Accident occurred Tuesday, May 28, 2002 at Angel Fire, NM
Aircraft:Cirrus Design Corp. SR-20, registration: N901CD
Injuries: 1 Fatal.
This is preliminary information, subject to change, and may contain errors. Any errors in this report will be corrected when the final report has been completed.
On May 28, 2002, approximately 1630 mountain daylight time, a Cirrus SR-20 airplane, N901CD, registered to and operated by private individuals, was destroyed when it impacted mountainous terrain near Angel Fire, New Mexico. The commercial pilot, who was the sole occupant, was fatally injured. Visual meteorological conditions prevailed and a flight plan was not filed for the Title 14 Code of Federal Regulations Part 91 personal flight. The cross-country flight originated from the Angel Fire Airport, Angel Fire, New Mexico at 1627.

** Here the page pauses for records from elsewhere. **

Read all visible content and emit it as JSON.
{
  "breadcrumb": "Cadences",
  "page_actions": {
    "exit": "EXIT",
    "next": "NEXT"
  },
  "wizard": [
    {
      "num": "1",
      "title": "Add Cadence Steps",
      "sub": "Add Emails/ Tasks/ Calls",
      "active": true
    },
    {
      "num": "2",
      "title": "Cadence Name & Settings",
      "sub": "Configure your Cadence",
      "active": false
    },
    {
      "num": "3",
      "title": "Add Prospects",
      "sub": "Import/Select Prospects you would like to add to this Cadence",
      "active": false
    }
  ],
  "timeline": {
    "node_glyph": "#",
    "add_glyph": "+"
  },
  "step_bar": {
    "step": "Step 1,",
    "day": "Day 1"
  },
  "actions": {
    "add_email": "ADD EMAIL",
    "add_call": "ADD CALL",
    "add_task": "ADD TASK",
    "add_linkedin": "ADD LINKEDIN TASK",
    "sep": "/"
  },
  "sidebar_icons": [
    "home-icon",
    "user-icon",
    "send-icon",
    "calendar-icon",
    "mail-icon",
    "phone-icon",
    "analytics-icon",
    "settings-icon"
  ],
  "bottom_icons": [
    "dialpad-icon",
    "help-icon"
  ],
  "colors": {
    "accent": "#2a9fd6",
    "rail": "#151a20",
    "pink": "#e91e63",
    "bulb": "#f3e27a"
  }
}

Anyone have any more information on this accident? I’ve flown out of Taos, and am familiar with the other side of the mountains, but I’m not sure about Angel Fire (which is on the East side). Is it a tough airport to fly out of? Given the big airplanes that fly out of there I’m kind of surprised that somebody hit a mountain in a small airplane. There’s plenty of room to maneuver as I understand it. I wonder if it was pilot incap. or something rare like that.

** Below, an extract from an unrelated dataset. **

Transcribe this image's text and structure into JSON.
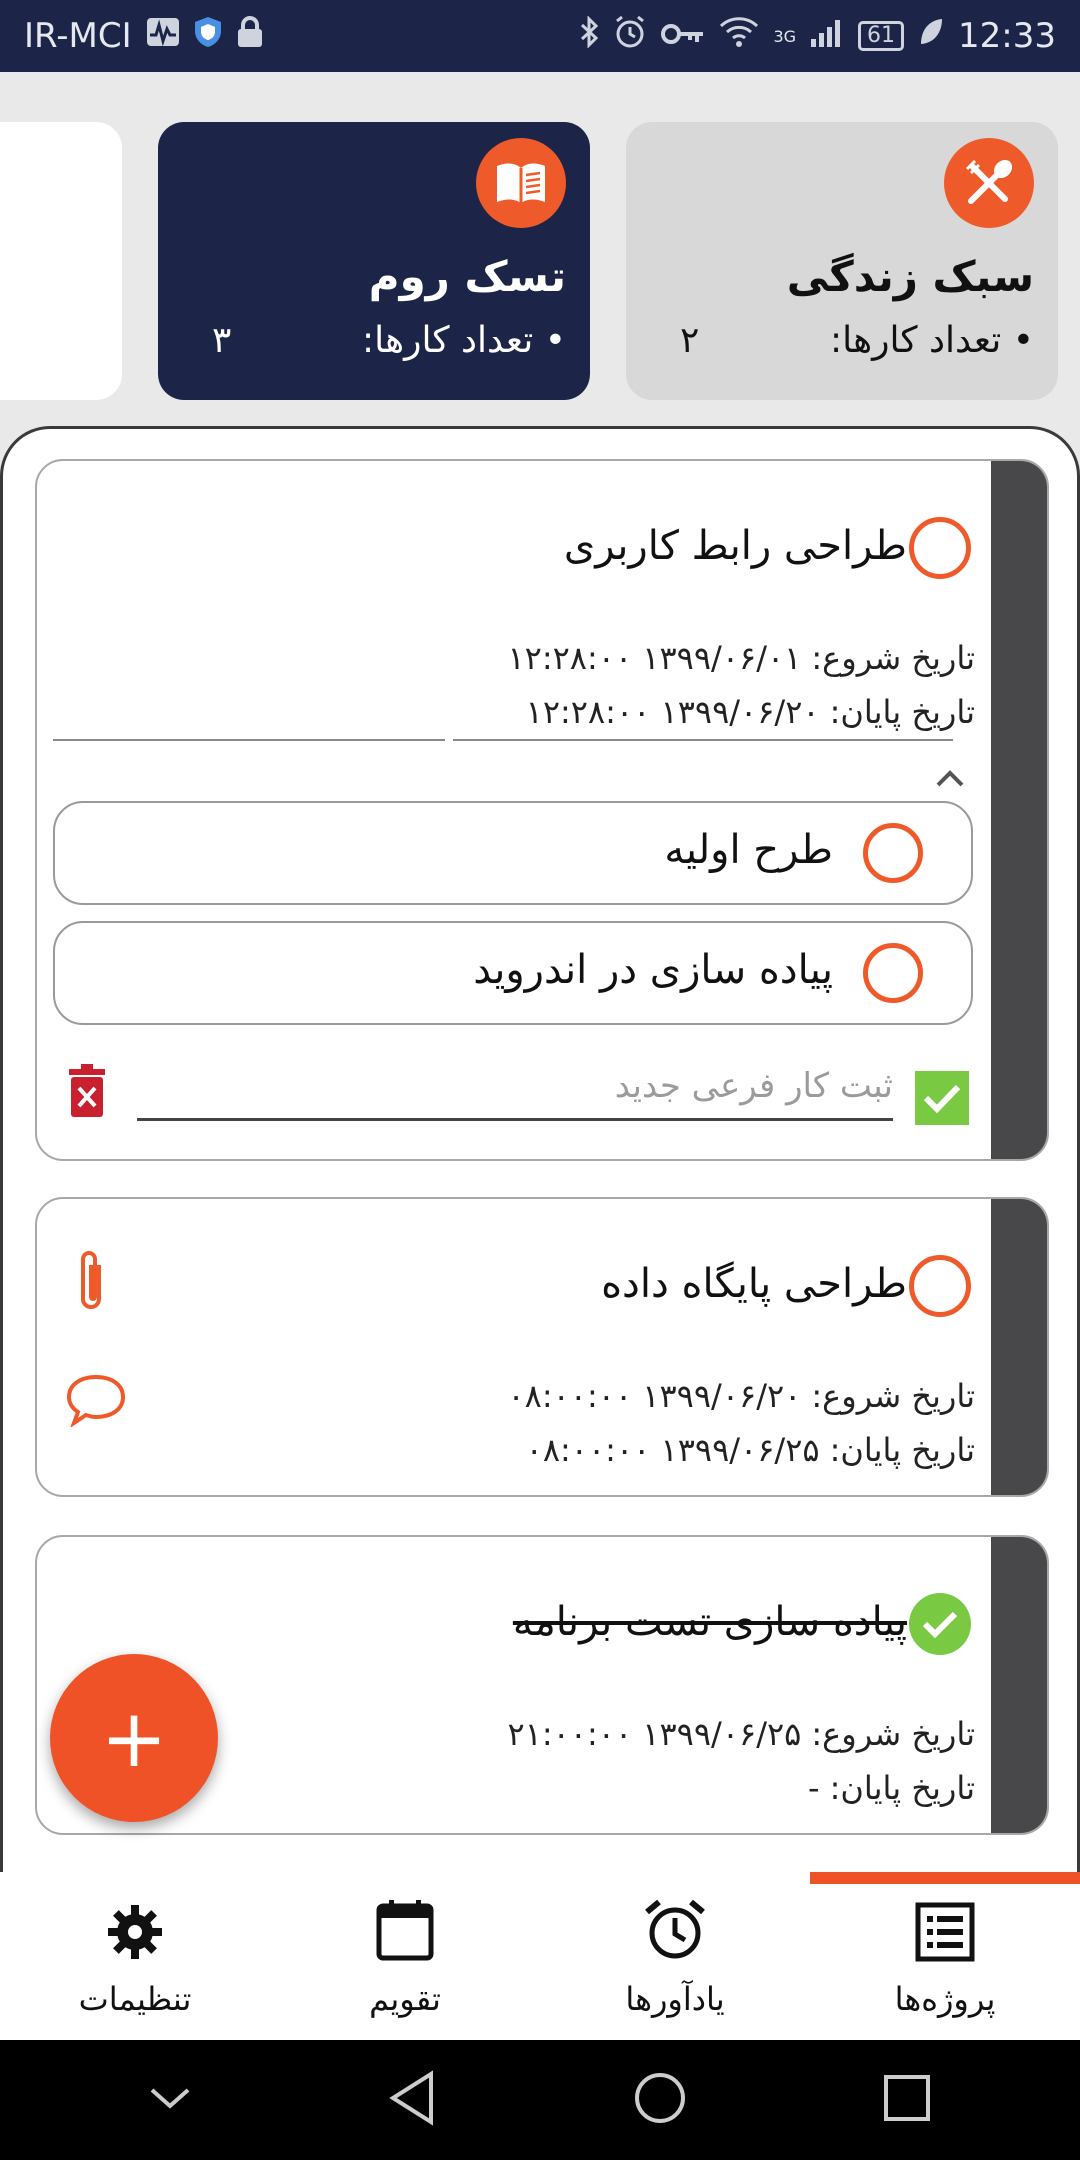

Angel Fire is up high (almost 8400’) and surrounded by mountains (it’s not on the east side of the Sangre de Cristos, but actually in the midst of them), and it was allegedly hot at the time of the accident. Take a look at the performance charts and draw your own conclusions.
Taos is up there too (about 7000’) but the surrounding area is completely flat and tends downhill toward the southwest (for real fun you could duck into the Rio Grande Gorge to get your airspeed up, hmm…)
As has been noted previously, even the IFR obstacle departure from Angel Fire requires a 420 ft/nm climb gradient. Compare this to Santa Fe, where the SIDs all have climb gradient requirements, but the obstacle departure is downhill.
I had an SR20 at Santa Fe (2000’ lower) which was OK during the winter. However, on my last departure (I replaced it with an SR22 that is much happier up there) it was about 75 degrees, and I found myself in a position for awhile with neither the altitude nor the airspeed to pull in the flaps. Eventually I did get enough airspeed to start climbing (runway 2/20 is 8000’ long) but I knew that the SR20 would be pretty hopeless for “high and hot” performance.
Yes, there are bizjets that operate in and out of Angel Fire, but mostly during the ski (cold) season. Even jets have severe limitations when the temps start to climb. You can bet that those pilots look carefully at their performance charts on every departure (and don’t go when the chart has gray blocks where the numbers would be.)
Thanks for the info. I had incorrectly assumed it wasn’t too much different to Taos. I’ve seen pictures of the airport (Pilot Getaways did an article) and it looked like there was plenty of room to circle in the valley. What still confuses me about the crash is that he apparently hit the mountains. It wasn’t the classic departure crash where the airplane can’t outclimb rising terrain near the airport. With your experience at the airport, can you see a way how one could get caught without an out while climbing?
-Jonathan
At any rate, I didn’t notice that it was a '20 that crashed. I can see how that would be a dicey situation on a hot day.
It’s flat enough around the airport so that it seems as though you could put the plane down in a controlled fashion if you committed to the decision early enough.
It’s hard to say what happened, but I could see how someone stuck in ground effect, dodging trees, could delay the inevitable trying to get the plane to climb, rather than making the difficult decision to land off-airport. It’d be difficult to make turns, and things would be going by in a hurry (particularly since the TAS and GS would be somewhat higher than the not-high-enough IAS.) I’d like to believe that I would react differently in such a situation, but few of us are ever tested like that. (I wouldn’t have attempted the takeoff, but that’s a separate issue.)